Read more: http://blog.beliefnet.com/stevenwaldman/2008/10/teddy-roosevelt-socialist-advo.html#ixzz0xSamGSTB
Coberly wrote:
If raising taxes on the rich by 3% will solve a serious problem (paying back the money they borrowed in the form of the tax cuts from Social Security).
What did the Bush tax cuts have to do with Social Security?
And, as you know Social Security itself benefits the low income worker on a greater percentage than the high income worker (which I think is proper).
In addition, it was Bush’s administration that helped pass Medicare Part D, probably the most expensive entitlement, per dollar, we have!
Don Levit
Jack
I agree with you. but i still think it’s not clever to just say “tax the other guy.”
Oh Don,
here we go again.
what the Bush tax cuts did to affect Social Security was to raise the deficit to such a point that paying back the money the government borrowed from Social Security will present difficulties…. not real difficulties but political difficulties.
SS benefits low income workers as it is supposed to do. that’s why low income workers pay for it. as they should.
medicare part D, in my opinion, was designed in a way intended to break Medicare.
probably my sentence in what don quoted from me is hard to read: the 3% tax increase on incomes over 100k will pay back the money the people paying that tax effectively borrowed when they got the Bush tax cuts. much of that money was borrowed from Social Security. much of the tax raise i am proposing would go to pay off the Trust Fund… that is pay back the money borrowed from Social Security.
hope that makes more sense.
ilsm:
I agree with everrything youi said. There are many Treasury and other papers that confirm your views as well (except for the military portion).

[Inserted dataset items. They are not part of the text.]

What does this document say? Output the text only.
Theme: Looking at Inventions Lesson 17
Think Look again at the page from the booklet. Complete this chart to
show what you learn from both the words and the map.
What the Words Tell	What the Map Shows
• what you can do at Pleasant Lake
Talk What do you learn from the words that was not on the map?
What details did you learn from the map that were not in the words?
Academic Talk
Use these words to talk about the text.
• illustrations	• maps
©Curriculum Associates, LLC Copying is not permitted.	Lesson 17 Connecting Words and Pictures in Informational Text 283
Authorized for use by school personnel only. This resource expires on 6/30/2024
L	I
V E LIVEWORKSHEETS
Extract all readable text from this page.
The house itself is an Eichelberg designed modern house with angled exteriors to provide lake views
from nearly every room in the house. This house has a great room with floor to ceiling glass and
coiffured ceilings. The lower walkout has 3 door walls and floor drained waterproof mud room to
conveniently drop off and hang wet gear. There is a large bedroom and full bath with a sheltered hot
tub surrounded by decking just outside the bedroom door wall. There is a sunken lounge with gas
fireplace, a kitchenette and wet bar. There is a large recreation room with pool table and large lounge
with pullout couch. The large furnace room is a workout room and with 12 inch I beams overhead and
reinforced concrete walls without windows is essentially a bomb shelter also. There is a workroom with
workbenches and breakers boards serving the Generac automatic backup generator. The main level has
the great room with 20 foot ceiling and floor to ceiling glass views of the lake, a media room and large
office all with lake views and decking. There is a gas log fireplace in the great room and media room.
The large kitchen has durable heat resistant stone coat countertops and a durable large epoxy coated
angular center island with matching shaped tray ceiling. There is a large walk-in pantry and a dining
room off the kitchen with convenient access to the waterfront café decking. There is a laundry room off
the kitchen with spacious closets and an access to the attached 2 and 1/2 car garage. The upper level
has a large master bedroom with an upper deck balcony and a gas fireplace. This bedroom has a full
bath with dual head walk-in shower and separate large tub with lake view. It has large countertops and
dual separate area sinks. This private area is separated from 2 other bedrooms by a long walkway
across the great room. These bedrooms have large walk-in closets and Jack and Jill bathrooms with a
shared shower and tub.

I can provide the links, if desired.
Don Levit
Coberly:
Everything in moderation is one generalization that seems to be true, with no exceptions (except to not be moderate in moderation, perhaps)?
Don Levit
The reason there are no recent US papers on harm to the economy from militarism is the congress is on the take. There is some work on waste and inepttiude by GAO on the weapons systems’ development and acquisition. It is good stuff and hits the mark, but is not widely reported.
Which would be better: $25B for the first boat of a new class of aircraft carrier or $25B for transportation and energy infrastructure?
What about spending for killing and breaking things using some 19th century war techniques is as good as building productive resources in the heartland?
Unless you want US aircraft carriers to keep your factories in China open, then forget the heartland.